Figure 1.

Transfer of small numbers of CD4⁺Trp1⁺ T cells in combination with radiation and CTLA-4 blockade produces potent rejection of established B16/BL6 melanoma tumors. Tumor-bearing mice were treated at day 10 with 5 Gy of RT and were injected or not with 50,000 naive tumor-reactive CD4⁺Trp1⁺ cells and anti–CTLA-4. (a) Data are presented as tumor growth in each mouse (three left panels; representative of at least three independent experiments; n = 5 mice per group) and cumulative survival from two independent experiments (far right panel; n = 10 mice per group). (b) Representative images of tumors in mice treated with 5 Gy of RT and CD4⁺Trp1⁺ cells in the absence (top) or presence (bottom) of anti–CTLA-4. The far right panel shows disseminated depigmentation in mice surviving therapy. (c–f) Blood samples from mice treated with 5 Gy of RT (black line), 5 Gy + CD4⁺Trp1⁺ (red line), and 5 Gy + CD4⁺Trp1⁺ + anti–CTLA-4 (blue line) were monitored at different time points after tumor challenge.

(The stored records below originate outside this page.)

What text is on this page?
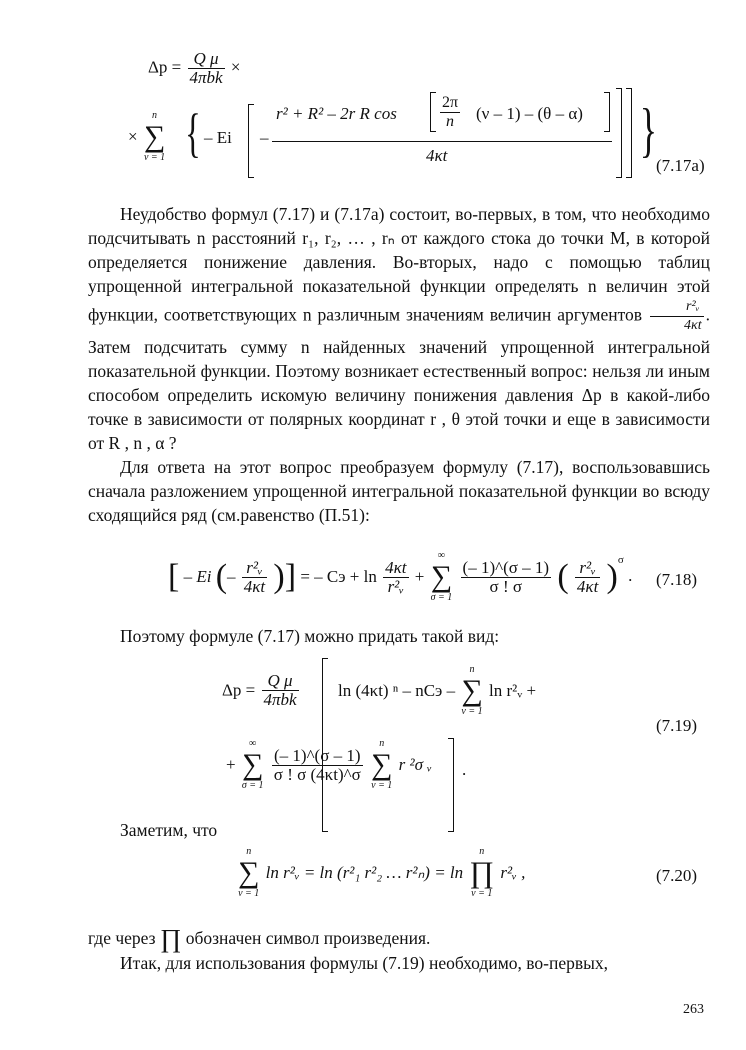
$\Delta p = \frac{\text{Q μ}}{\text{4πbk}}$ ×
×
n
∑
ν = 1 { – Ei –
r² + R² – 2r R cos	$\frac{2\pi}{n} (\nu - 1) - (\theta - \alpha)$
4κt	}
(7.17a)

Неудобство формул (7.17) и (7.17а) состоит, во-первых, в том, что необходимо подсчитывать n расстояний r₁, r₂, … , rₙ от каждого стока до точки M, в которой определяется понижение давления. Во-вторых, надо с помощью таблиц упрощенной интегральной показательной функции определять n величин этой функции, соответствующих n различным значениям величин аргументов $\frac{\text{r²ᵥ}}{4\kappa t}$ . Затем подсчитать сумму n найденных значений упрощенной интегральной показательной функции. Поэтому возникает естественный вопрос: нельзя ли иным способом определить искомую величину понижения давления Δp в какой-либо точке в зависимости от полярных координат r , θ этой точки и еще в зависимости от R , n , α ?

Для ответа на этот вопрос преобразуем формулу (7.17), воспользовавшись сначала разложением упрощенной интегральной показательной функции во всюду сходящийся ряд (см.равенство (П.51):

[ – Ei (– $\frac{\text{r²ᵥ}}{4\kappa t}$ )] = – Cэ + $\ln \frac{4\kappa t}{\text{r²ᵥ}}$ +
∞
∑
σ = 1

$\frac{(- 1)\^{}(\sigma - 1)}{\sigma ! \sigma}$ ( $\frac{\text{r²ᵥ}}{4\kappa t} )^\sigma$ . (7.18)

Поэтому формуле (7.17) можно придать такой вид:

$\Delta p = \frac{\text{Q μ}}{\text{4πbk}}$ ln (4κt) ⁿ – nCэ –
n
∑
ν = 1
ln r²ᵥ +
+
∞
∑
σ = 1

$\frac{(- 1)\^{}(\sigma - 1)}{\sigma ! \sigma (4\kappa t)\^{}\sigma}$

n
∑
ν = 1
r ²σ ᵥ .
(7.19)

Заметим, что

n
∑
ν = 1
ln r²ᵥ = ln (r²₁ r²₂ … r²ₙ) = ln
n
∏
ν = 1
r²ᵥ ,	(7.20)

где через ∏ обозначен символ произведения.

Итак, для использования формулы (7.19) необходимо, во-первых,

263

Data are representative of three independent experiments (n = 5 mice per group). c shows the percentage of CD4⁺Trp1⁺ T cells from blood lymphocytes, whereas d depicts the percentage of Foxp3⁺ cells within the CD4⁺Trp1⁺ population. Serum samples were analyzed over time and tested for levels of IFN-γ (e) and TNF (f). Error bars represent means ± SD.